First of all, I barely even know who Saul Williams is (I thought he was a poet). Just how strong is the appeal of this album? (I like the title though). Secondly, why would people pay $5 for something they can still get for free? You just can't count on public generosity in a situation like this. Even if I did really want to hear this album, I must disagree with Trent and say that $5 is still too expensive. To quote my old post: "But I'm not paying $18 for a Led Zeppelin CD. Even with the packaging. What would I pay for, you ask? Hmmm. I can conceive of paying for an artist's entire catalogue, on mp3, in high-quality sound, with no glitches, for maybe about 50 cents. Seriously. And maybe with some exclusive video clips, photos, and essays thrown in."
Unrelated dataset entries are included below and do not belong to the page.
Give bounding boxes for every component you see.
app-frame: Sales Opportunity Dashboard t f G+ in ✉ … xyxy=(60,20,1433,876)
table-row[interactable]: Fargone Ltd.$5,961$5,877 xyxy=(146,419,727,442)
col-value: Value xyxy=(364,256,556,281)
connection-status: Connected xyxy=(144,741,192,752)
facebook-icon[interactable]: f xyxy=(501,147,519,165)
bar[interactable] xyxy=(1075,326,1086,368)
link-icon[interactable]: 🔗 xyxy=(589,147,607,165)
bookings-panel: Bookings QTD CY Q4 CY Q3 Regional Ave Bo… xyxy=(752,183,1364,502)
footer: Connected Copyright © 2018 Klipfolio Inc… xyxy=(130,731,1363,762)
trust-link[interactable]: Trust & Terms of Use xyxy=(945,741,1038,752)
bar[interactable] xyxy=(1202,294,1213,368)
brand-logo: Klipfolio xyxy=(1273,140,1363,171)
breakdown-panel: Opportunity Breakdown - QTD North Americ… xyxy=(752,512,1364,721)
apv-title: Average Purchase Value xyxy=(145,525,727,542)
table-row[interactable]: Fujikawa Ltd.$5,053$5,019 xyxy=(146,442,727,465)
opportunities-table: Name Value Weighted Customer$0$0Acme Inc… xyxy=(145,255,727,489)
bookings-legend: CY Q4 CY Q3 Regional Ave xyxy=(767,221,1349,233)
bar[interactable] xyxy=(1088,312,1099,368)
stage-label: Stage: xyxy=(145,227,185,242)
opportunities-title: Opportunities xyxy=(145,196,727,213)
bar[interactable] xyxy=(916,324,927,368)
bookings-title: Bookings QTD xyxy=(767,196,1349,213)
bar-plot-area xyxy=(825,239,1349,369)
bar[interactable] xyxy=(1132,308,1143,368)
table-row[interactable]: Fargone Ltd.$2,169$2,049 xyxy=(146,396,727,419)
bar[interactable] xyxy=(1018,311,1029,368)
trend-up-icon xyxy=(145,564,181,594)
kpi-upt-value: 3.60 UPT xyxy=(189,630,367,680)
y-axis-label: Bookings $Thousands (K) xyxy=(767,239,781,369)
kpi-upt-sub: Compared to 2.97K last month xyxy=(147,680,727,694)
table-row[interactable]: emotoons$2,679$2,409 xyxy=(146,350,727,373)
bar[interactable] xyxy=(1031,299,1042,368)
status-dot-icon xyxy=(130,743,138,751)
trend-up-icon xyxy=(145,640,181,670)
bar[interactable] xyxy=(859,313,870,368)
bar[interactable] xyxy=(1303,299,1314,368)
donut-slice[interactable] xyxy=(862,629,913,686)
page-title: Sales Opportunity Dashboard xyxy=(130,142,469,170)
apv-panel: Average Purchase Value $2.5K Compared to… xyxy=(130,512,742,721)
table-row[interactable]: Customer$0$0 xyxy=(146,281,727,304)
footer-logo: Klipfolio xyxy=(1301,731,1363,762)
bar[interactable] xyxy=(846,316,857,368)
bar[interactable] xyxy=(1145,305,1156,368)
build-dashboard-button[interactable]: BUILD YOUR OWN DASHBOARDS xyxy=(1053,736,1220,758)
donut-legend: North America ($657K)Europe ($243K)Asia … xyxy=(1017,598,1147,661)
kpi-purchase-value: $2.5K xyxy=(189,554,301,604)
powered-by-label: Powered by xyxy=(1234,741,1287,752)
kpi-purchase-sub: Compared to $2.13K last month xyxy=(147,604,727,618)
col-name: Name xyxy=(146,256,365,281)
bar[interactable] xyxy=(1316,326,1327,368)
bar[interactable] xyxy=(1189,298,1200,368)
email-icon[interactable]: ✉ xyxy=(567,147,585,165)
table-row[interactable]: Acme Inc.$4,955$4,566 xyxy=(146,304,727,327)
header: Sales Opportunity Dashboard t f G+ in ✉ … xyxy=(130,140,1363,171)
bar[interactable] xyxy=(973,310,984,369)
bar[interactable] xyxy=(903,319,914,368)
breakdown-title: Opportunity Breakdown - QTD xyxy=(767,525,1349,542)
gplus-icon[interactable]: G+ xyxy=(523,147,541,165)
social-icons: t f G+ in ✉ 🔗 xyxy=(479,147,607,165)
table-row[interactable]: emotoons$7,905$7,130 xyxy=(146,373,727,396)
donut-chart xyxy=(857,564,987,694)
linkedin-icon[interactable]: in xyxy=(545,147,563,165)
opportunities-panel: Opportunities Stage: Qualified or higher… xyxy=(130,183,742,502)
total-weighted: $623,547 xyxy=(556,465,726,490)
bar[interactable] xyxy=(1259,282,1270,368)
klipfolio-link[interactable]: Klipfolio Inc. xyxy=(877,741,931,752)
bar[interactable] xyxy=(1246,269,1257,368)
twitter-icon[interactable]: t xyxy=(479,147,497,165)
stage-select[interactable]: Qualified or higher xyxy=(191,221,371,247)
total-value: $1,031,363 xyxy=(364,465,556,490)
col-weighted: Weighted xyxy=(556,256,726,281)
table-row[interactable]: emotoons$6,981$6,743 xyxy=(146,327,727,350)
The reason I say that is because what I'd be paying for is basically a service, and not a product. Instead of downloading all the albums myself and making sure they're glitch-free and labeled correctly, and instead of going through all the trouble of rounding up the videos and the essays and such, I'd be paying someone else to do it for me. And yes, I'd pay for that, but I wouldn't pay very much. It would be like asking people to pay me for the mp3 mixes I make them. Gimme a break. Still, if it were legal, I'd go for it. However, I think the record industry will just have to suffer a little longer before it finally realizes that it's come to that.

4 comments:

  1. The main reason I still consider buying CDs is that I cannot hook up my mp3 player to my car stereo. If I could I would have no use for them other than as gifts. They do make good gifts I think because they often have nice pictures on the front and the person you give them to can look at the booklet right when you give it to them. It's often hard to immediately listen to something after being given it, so that physical element makes a nice conversation piece in the gift-giving milieu. Does that make sense? Rephrased- when you give something to someone it's nice for them to have something to hold on to.

    ReplyDelete
  2. Oh, about Trent's disappointment with sales on that album--I don't know who that guy is either. The review I read made it sound quite unappealing. I wouldn't use it as a barometer.

    ReplyDelete
  3. I wouldn't have any problem paying $5 a month if it granted me the right to download as much as I wanted without legal repercussion.

    Mmm, I wonder if we'll see Mr. Reznor anywhere on the current top 10 lists? I doubt it with this crowd.

    ReplyDelete
  4. Hey if this was based on my favorite albums when I was 17 he would definitely be up there. Should he go above or below Mr. Corgan?